Morphologically and functionally, the human fetal ovary represents an intermediate type between immediate and delayed meiosis. Although germ cells appear in clusters during fetal life, well-defined cords are not formed ( Figs. 147.3 and 147.4 ). Nonetheless, the delay period lasts for a relatively long time, from the onset of sex differentiation at approximately the sixth week of fetal life until the ninth week, when meiosis starts. ^, Although the aromatizing enzyme system is present by the sixth week of fetal life, few or no steroids are produced by human ovaries during the delay period. Interstitial cells with ultrastructural resemblance to steroid-producing cells have been recognized from the 13th week of fetal life ( Fig. 147.5 ).

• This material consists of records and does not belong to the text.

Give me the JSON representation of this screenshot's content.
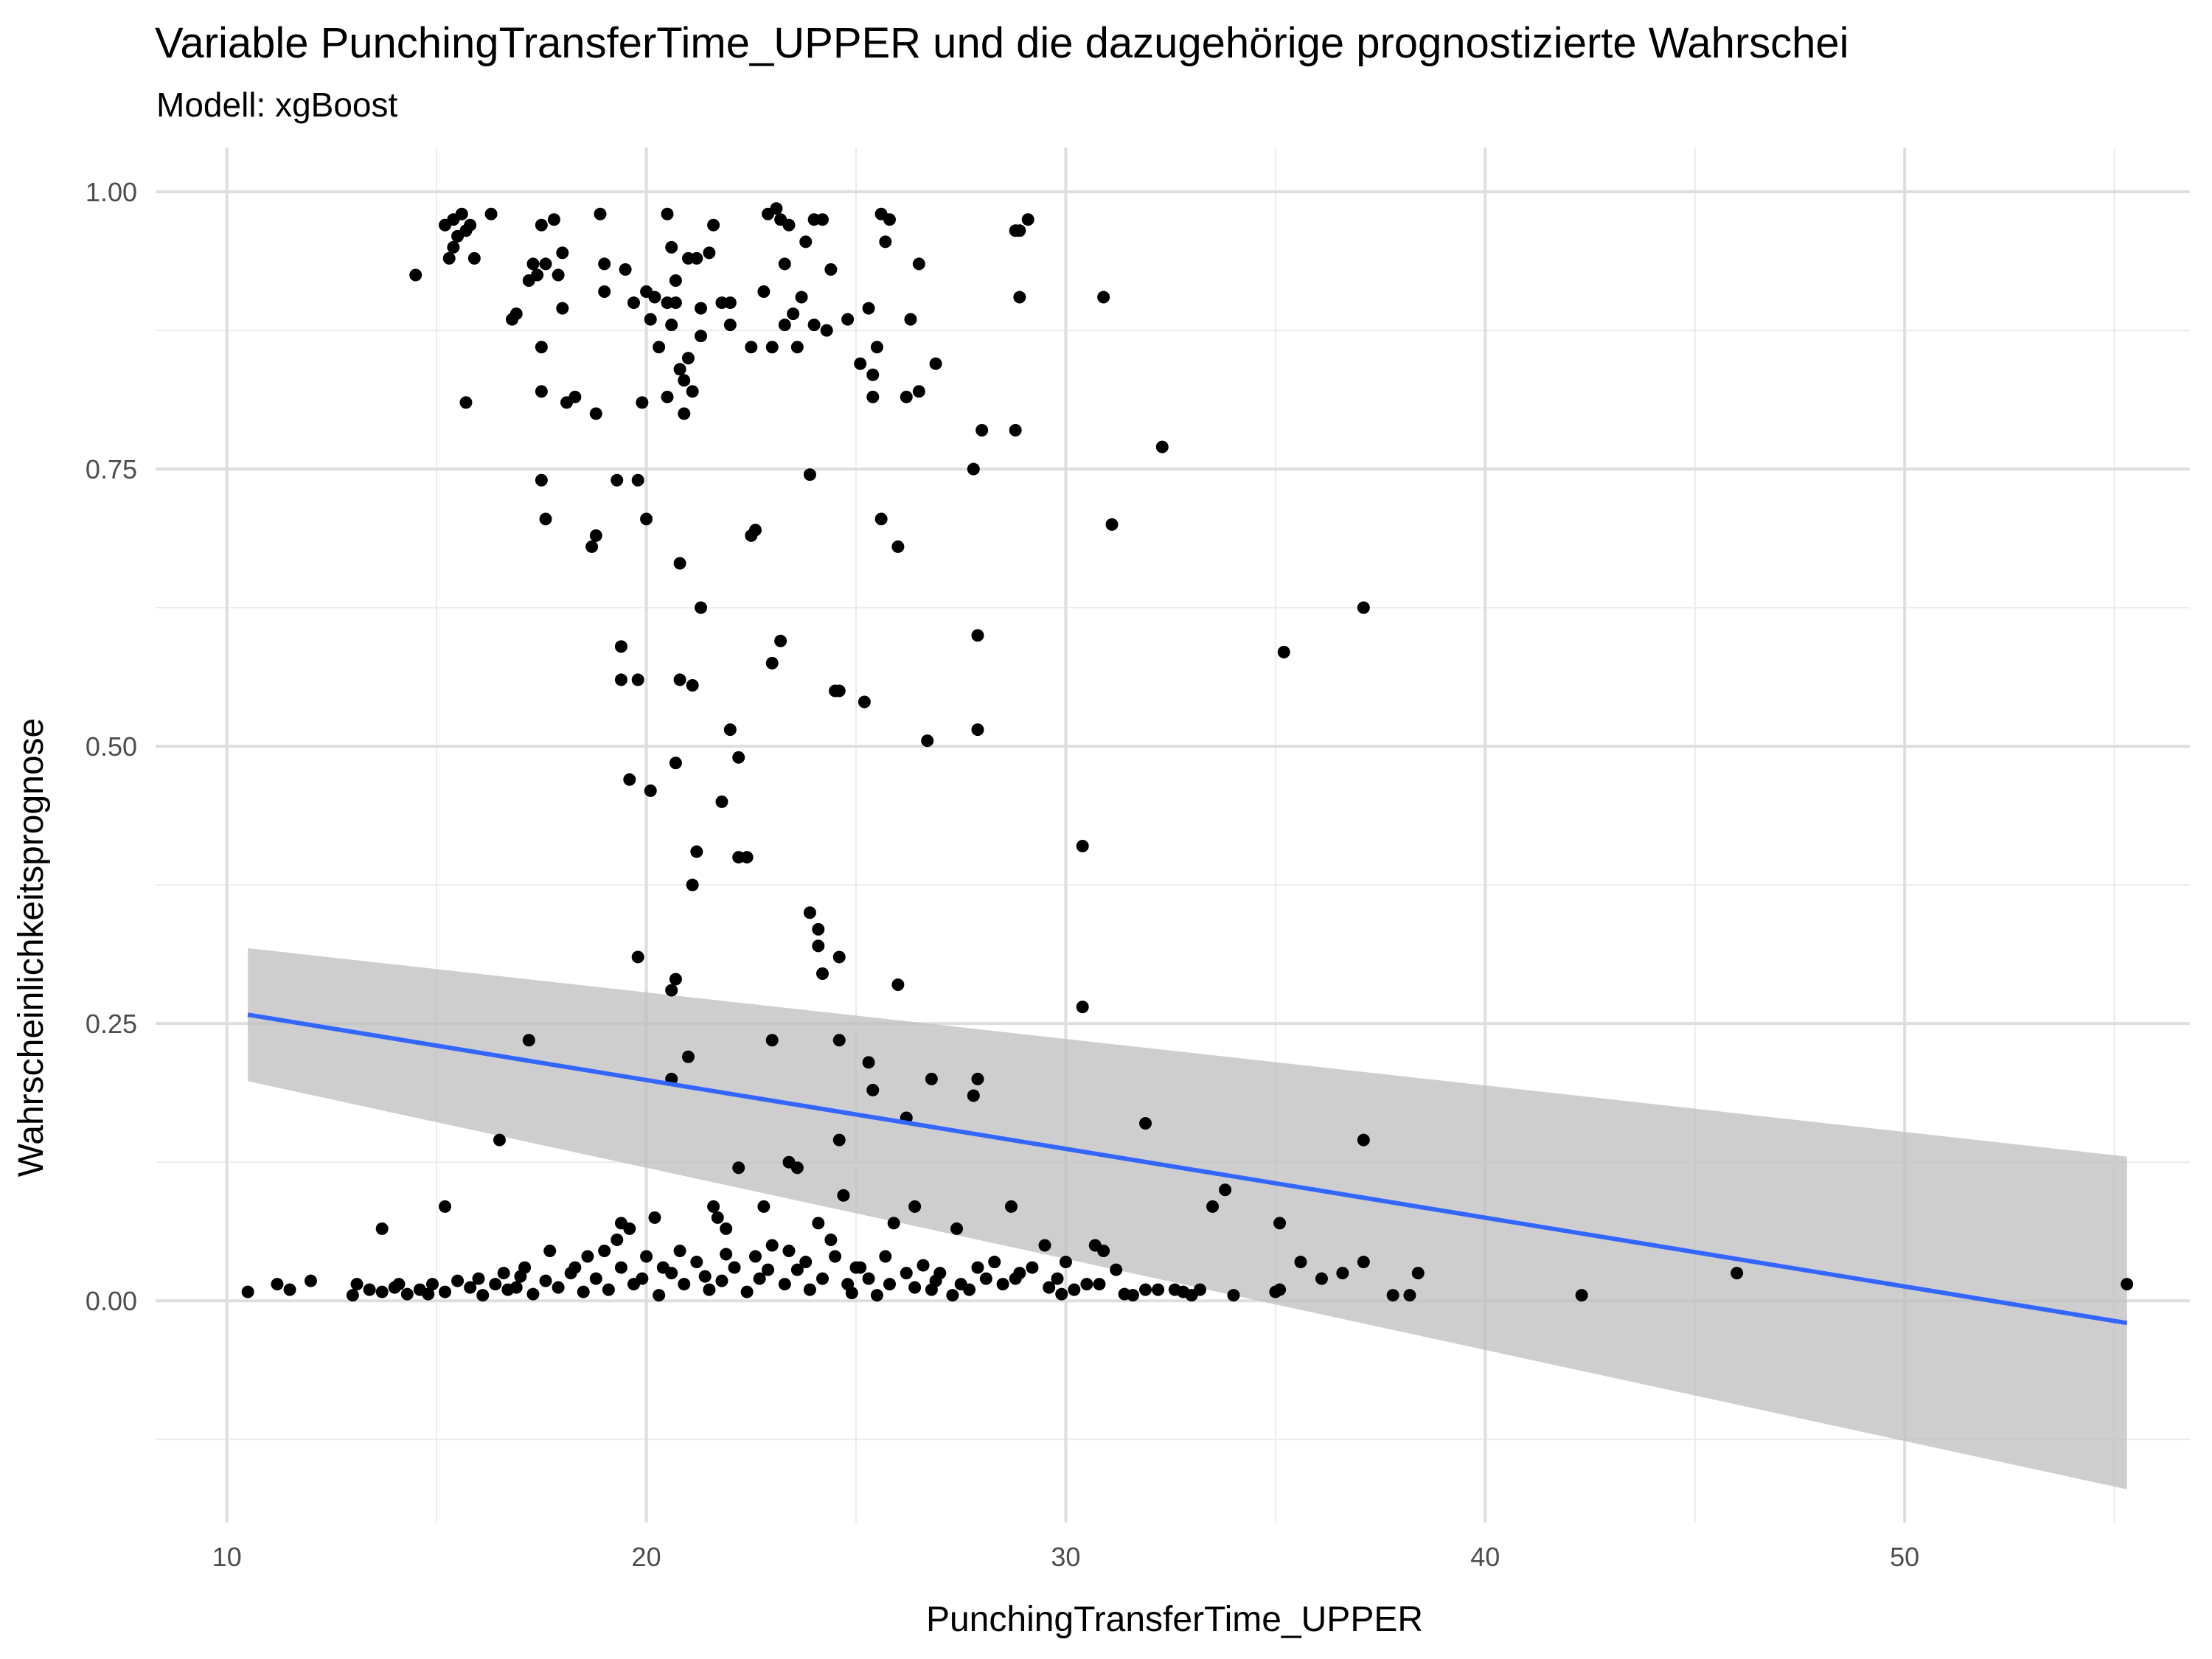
{
  "chart_data": {
    "type": "scatter",
    "title": "Variable PunchingTransferTime_UPPER und die dazugehörige prognostizierte Wahrschei",
    "subtitle": "Modell: xgBoost",
    "xlabel": "PunchingTransferTime_UPPER",
    "ylabel": "Wahrscheinlichkeitsprognose",
    "xlim": [
      8.3,
      56.8
    ],
    "ylim": [
      -0.2,
      1.04
    ],
    "x_ticks": [
      10,
      20,
      30,
      40,
      50
    ],
    "x_tick_labels": [
      "10",
      "20",
      "30",
      "40",
      "50"
    ],
    "y_ticks": [
      0,
      0.25,
      0.5,
      0.75,
      1.0
    ],
    "y_tick_labels": [
      "0.00",
      "0.25",
      "0.50",
      "0.75",
      "1.00"
    ],
    "grid": true,
    "point_color": "#000000",
    "trend_line": {
      "method": "linear",
      "x": [
        10.5,
        55.3
      ],
      "y": [
        0.258,
        -0.02
      ],
      "color": "#3366FF"
    },
    "confidence_band": {
      "x": [
        10.5,
        55.3
      ],
      "upper": [
        0.318,
        0.13
      ],
      "lower": [
        0.198,
        -0.17
      ],
      "color": "#BEBEBE"
    },
    "points": [
      [
        15.2,
        0.97
      ],
      [
        15.4,
        0.975
      ],
      [
        15.5,
        0.96
      ],
      [
        15.6,
        0.98
      ],
      [
        15.7,
        0.965
      ],
      [
        15.8,
        0.97
      ],
      [
        15.3,
        0.94
      ],
      [
        15.9,
        0.94
      ],
      [
        16.3,
        0.98
      ],
      [
        14.5,
        0.925
      ],
      [
        15.4,
        0.95
      ],
      [
        15.7,
        0.81
      ],
      [
        16.8,
        0.885
      ],
      [
        16.9,
        0.89
      ],
      [
        17.2,
        0.92
      ],
      [
        17.3,
        0.935
      ],
      [
        17.4,
        0.925
      ],
      [
        17.5,
        0.97
      ],
      [
        17.8,
        0.975
      ],
      [
        17.6,
        0.935
      ],
      [
        18.0,
        0.945
      ],
      [
        17.9,
        0.925
      ],
      [
        18.0,
        0.895
      ],
      [
        17.5,
        0.86
      ],
      [
        17.5,
        0.82
      ],
      [
        18.1,
        0.81
      ],
      [
        18.3,
        0.815
      ],
      [
        18.8,
        0.8
      ],
      [
        18.9,
        0.98
      ],
      [
        19.0,
        0.935
      ],
      [
        19.0,
        0.91
      ],
      [
        19.5,
        0.93
      ],
      [
        19.7,
        0.9
      ],
      [
        19.9,
        0.81
      ],
      [
        20.0,
        0.91
      ],
      [
        20.1,
        0.885
      ],
      [
        20.2,
        0.905
      ],
      [
        20.3,
        0.86
      ],
      [
        20.5,
        0.98
      ],
      [
        20.6,
        0.95
      ],
      [
        20.5,
        0.9
      ],
      [
        20.6,
        0.88
      ],
      [
        20.7,
        0.9
      ],
      [
        20.7,
        0.92
      ],
      [
        20.8,
        0.84
      ],
      [
        20.9,
        0.83
      ],
      [
        20.9,
        0.8
      ],
      [
        20.5,
        0.815
      ],
      [
        21.0,
        0.94
      ],
      [
        21.0,
        0.85
      ],
      [
        21.1,
        0.82
      ],
      [
        21.2,
        0.94
      ],
      [
        21.3,
        0.895
      ],
      [
        21.3,
        0.87
      ],
      [
        21.6,
        0.97
      ],
      [
        21.5,
        0.945
      ],
      [
        21.8,
        0.9
      ],
      [
        22.0,
        0.9
      ],
      [
        22.0,
        0.88
      ],
      [
        22.5,
        0.86
      ],
      [
        22.8,
        0.91
      ],
      [
        22.9,
        0.98
      ],
      [
        23.1,
        0.985
      ],
      [
        23.2,
        0.975
      ],
      [
        23.0,
        0.86
      ],
      [
        23.3,
        0.88
      ],
      [
        23.4,
        0.97
      ],
      [
        23.3,
        0.935
      ],
      [
        23.5,
        0.89
      ],
      [
        23.6,
        0.86
      ],
      [
        23.7,
        0.905
      ],
      [
        23.8,
        0.955
      ],
      [
        24.0,
        0.975
      ],
      [
        24.2,
        0.975
      ],
      [
        24.0,
        0.88
      ],
      [
        24.3,
        0.875
      ],
      [
        24.4,
        0.93
      ],
      [
        24.8,
        0.885
      ],
      [
        25.1,
        0.845
      ],
      [
        25.3,
        0.895
      ],
      [
        25.4,
        0.835
      ],
      [
        25.4,
        0.815
      ],
      [
        25.5,
        0.86
      ],
      [
        25.6,
        0.98
      ],
      [
        25.8,
        0.975
      ],
      [
        25.7,
        0.955
      ],
      [
        26.2,
        0.815
      ],
      [
        26.3,
        0.885
      ],
      [
        26.5,
        0.935
      ],
      [
        26.5,
        0.82
      ],
      [
        26.9,
        0.845
      ],
      [
        28.0,
        0.785
      ],
      [
        28.8,
        0.965
      ],
      [
        28.9,
        0.965
      ],
      [
        28.8,
        0.785
      ],
      [
        29.1,
        0.975
      ],
      [
        28.9,
        0.905
      ],
      [
        30.9,
        0.905
      ],
      [
        32.3,
        0.77
      ],
      [
        27.8,
        0.75
      ],
      [
        31.1,
        0.7
      ],
      [
        37.1,
        0.625
      ],
      [
        35.2,
        0.585
      ],
      [
        17.5,
        0.74
      ],
      [
        17.6,
        0.705
      ],
      [
        18.7,
        0.68
      ],
      [
        18.8,
        0.69
      ],
      [
        19.3,
        0.74
      ],
      [
        19.8,
        0.74
      ],
      [
        20.0,
        0.705
      ],
      [
        20.8,
        0.665
      ],
      [
        21.3,
        0.625
      ],
      [
        22.5,
        0.69
      ],
      [
        22.6,
        0.695
      ],
      [
        23.9,
        0.745
      ],
      [
        25.6,
        0.705
      ],
      [
        26.0,
        0.68
      ],
      [
        19.4,
        0.59
      ],
      [
        19.4,
        0.56
      ],
      [
        19.8,
        0.56
      ],
      [
        20.8,
        0.56
      ],
      [
        21.1,
        0.555
      ],
      [
        23.0,
        0.575
      ],
      [
        23.2,
        0.595
      ],
      [
        24.6,
        0.55
      ],
      [
        24.5,
        0.55
      ],
      [
        25.2,
        0.54
      ],
      [
        27.9,
        0.6
      ],
      [
        27.9,
        0.515
      ],
      [
        26.7,
        0.505
      ],
      [
        19.6,
        0.47
      ],
      [
        20.1,
        0.46
      ],
      [
        20.7,
        0.485
      ],
      [
        21.8,
        0.45
      ],
      [
        22.0,
        0.515
      ],
      [
        22.2,
        0.49
      ],
      [
        21.2,
        0.405
      ],
      [
        21.1,
        0.375
      ],
      [
        22.2,
        0.4
      ],
      [
        22.4,
        0.4
      ],
      [
        23.9,
        0.35
      ],
      [
        24.1,
        0.335
      ],
      [
        24.1,
        0.32
      ],
      [
        24.2,
        0.295
      ],
      [
        24.6,
        0.31
      ],
      [
        19.8,
        0.31
      ],
      [
        20.6,
        0.28
      ],
      [
        20.7,
        0.29
      ],
      [
        26.0,
        0.285
      ],
      [
        30.4,
        0.41
      ],
      [
        30.4,
        0.265
      ],
      [
        17.2,
        0.235
      ],
      [
        20.6,
        0.2
      ],
      [
        21.0,
        0.22
      ],
      [
        23.0,
        0.235
      ],
      [
        24.6,
        0.235
      ],
      [
        25.3,
        0.215
      ],
      [
        25.4,
        0.19
      ],
      [
        26.2,
        0.165
      ],
      [
        26.8,
        0.2
      ],
      [
        27.8,
        0.185
      ],
      [
        27.9,
        0.2
      ],
      [
        31.9,
        0.16
      ],
      [
        33.8,
        0.1
      ],
      [
        33.5,
        0.085
      ],
      [
        35.1,
        0.07
      ],
      [
        37.1,
        0.145
      ],
      [
        16.5,
        0.145
      ],
      [
        24.6,
        0.145
      ],
      [
        23.4,
        0.125
      ],
      [
        23.6,
        0.12
      ],
      [
        22.2,
        0.12
      ],
      [
        21.6,
        0.085
      ],
      [
        21.7,
        0.075
      ],
      [
        21.9,
        0.065
      ],
      [
        22.8,
        0.085
      ],
      [
        15.2,
        0.085
      ],
      [
        13.7,
        0.065
      ],
      [
        19.4,
        0.07
      ],
      [
        19.6,
        0.065
      ],
      [
        20.2,
        0.075
      ],
      [
        24.1,
        0.07
      ],
      [
        24.7,
        0.095
      ],
      [
        25.9,
        0.07
      ],
      [
        26.4,
        0.085
      ],
      [
        27.4,
        0.065
      ],
      [
        28.7,
        0.085
      ],
      [
        35.6,
        0.035
      ],
      [
        36.1,
        0.02
      ],
      [
        36.6,
        0.025
      ],
      [
        37.1,
        0.035
      ],
      [
        37.8,
        0.005
      ],
      [
        38.2,
        0.005
      ],
      [
        38.4,
        0.025
      ],
      [
        42.3,
        0.005
      ],
      [
        46.0,
        0.025
      ],
      [
        55.3,
        0.015
      ],
      [
        35.1,
        0.01
      ],
      [
        35.0,
        0.008
      ],
      [
        34.0,
        0.005
      ],
      [
        33.2,
        0.01
      ],
      [
        33.0,
        0.005
      ],
      [
        32.6,
        0.01
      ],
      [
        32.2,
        0.01
      ],
      [
        31.9,
        0.01
      ],
      [
        31.6,
        0.005
      ],
      [
        31.2,
        0.028
      ],
      [
        30.9,
        0.045
      ],
      [
        30.7,
        0.05
      ],
      [
        30.5,
        0.015
      ],
      [
        30.2,
        0.01
      ],
      [
        29.8,
        0.02
      ],
      [
        29.5,
        0.05
      ],
      [
        29.2,
        0.03
      ],
      [
        28.9,
        0.025
      ],
      [
        28.5,
        0.015
      ],
      [
        28.1,
        0.02
      ],
      [
        27.7,
        0.01
      ],
      [
        27.3,
        0.005
      ],
      [
        26.9,
        0.018
      ],
      [
        26.6,
        0.032
      ],
      [
        26.2,
        0.025
      ],
      [
        25.8,
        0.015
      ],
      [
        25.5,
        0.005
      ],
      [
        25.1,
        0.03
      ],
      [
        24.8,
        0.015
      ],
      [
        24.5,
        0.04
      ],
      [
        24.2,
        0.02
      ],
      [
        23.9,
        0.01
      ],
      [
        23.6,
        0.028
      ],
      [
        23.3,
        0.015
      ],
      [
        23.0,
        0.05
      ],
      [
        22.7,
        0.02
      ],
      [
        22.4,
        0.008
      ],
      [
        22.1,
        0.03
      ],
      [
        21.8,
        0.018
      ],
      [
        21.5,
        0.01
      ],
      [
        21.2,
        0.035
      ],
      [
        20.9,
        0.015
      ],
      [
        20.6,
        0.025
      ],
      [
        20.3,
        0.005
      ],
      [
        20.0,
        0.04
      ],
      [
        19.7,
        0.015
      ],
      [
        19.4,
        0.03
      ],
      [
        19.1,
        0.01
      ],
      [
        18.8,
        0.02
      ],
      [
        18.5,
        0.008
      ],
      [
        18.2,
        0.025
      ],
      [
        17.9,
        0.012
      ],
      [
        17.6,
        0.018
      ],
      [
        17.3,
        0.006
      ],
      [
        17.0,
        0.022
      ],
      [
        16.7,
        0.01
      ],
      [
        16.4,
        0.015
      ],
      [
        16.1,
        0.005
      ],
      [
        15.8,
        0.012
      ],
      [
        15.5,
        0.018
      ],
      [
        15.2,
        0.008
      ],
      [
        14.9,
        0.015
      ],
      [
        14.6,
        0.01
      ],
      [
        14.3,
        0.006
      ],
      [
        14.0,
        0.012
      ],
      [
        13.7,
        0.008
      ],
      [
        13.4,
        0.01
      ],
      [
        13.1,
        0.015
      ],
      [
        12.0,
        0.018
      ],
      [
        11.5,
        0.01
      ],
      [
        11.2,
        0.015
      ],
      [
        10.5,
        0.008
      ],
      [
        13.0,
        0.005
      ],
      [
        14.1,
        0.015
      ],
      [
        14.8,
        0.006
      ],
      [
        16.0,
        0.02
      ],
      [
        16.9,
        0.012
      ],
      [
        17.7,
        0.045
      ],
      [
        18.3,
        0.03
      ],
      [
        19.0,
        0.045
      ],
      [
        19.9,
        0.02
      ],
      [
        20.8,
        0.045
      ],
      [
        21.4,
        0.022
      ],
      [
        22.6,
        0.04
      ],
      [
        23.4,
        0.045
      ],
      [
        24.4,
        0.055
      ],
      [
        25.0,
        0.03
      ],
      [
        25.7,
        0.04
      ],
      [
        26.4,
        0.012
      ],
      [
        27.0,
        0.025
      ],
      [
        27.9,
        0.03
      ],
      [
        28.8,
        0.02
      ],
      [
        29.6,
        0.012
      ],
      [
        30.0,
        0.035
      ],
      [
        30.8,
        0.015
      ],
      [
        31.4,
        0.006
      ],
      [
        32.8,
        0.008
      ],
      [
        17.1,
        0.03
      ],
      [
        18.6,
        0.04
      ],
      [
        20.4,
        0.03
      ],
      [
        21.9,
        0.042
      ],
      [
        23.8,
        0.035
      ],
      [
        25.3,
        0.02
      ],
      [
        26.8,
        0.01
      ],
      [
        28.3,
        0.035
      ],
      [
        29.9,
        0.006
      ],
      [
        16.6,
        0.025
      ],
      [
        19.3,
        0.055
      ],
      [
        22.9,
        0.028
      ],
      [
        24.9,
        0.007
      ],
      [
        27.5,
        0.015
      ]
    ]
  }
}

The origin of the somatic cell population of the cortex is uncertain, and different theories have been proposed. Generally, the following sources for their origin have been suggested: the surface epithelium, ^, the mesonephros, or a combination of the two. ^, A 2018 review suggests that the granulosa cells derive from the somatic progenitor cells located in the gonadal ridge, whereas theca cells derive from at least two progenitor populations: the majority deriving from the gonadal ridge and a smaller population deriving from the mesonephros. Analysis of bovine ovarian development has identified a putative cell termed the gonadal ridge epithelial-like (GREL) cell, which derived from the surface epithelium of the mesonephros and penetrate, intermingled with oogonia, into the ovary giving rise to the granulosa cells population.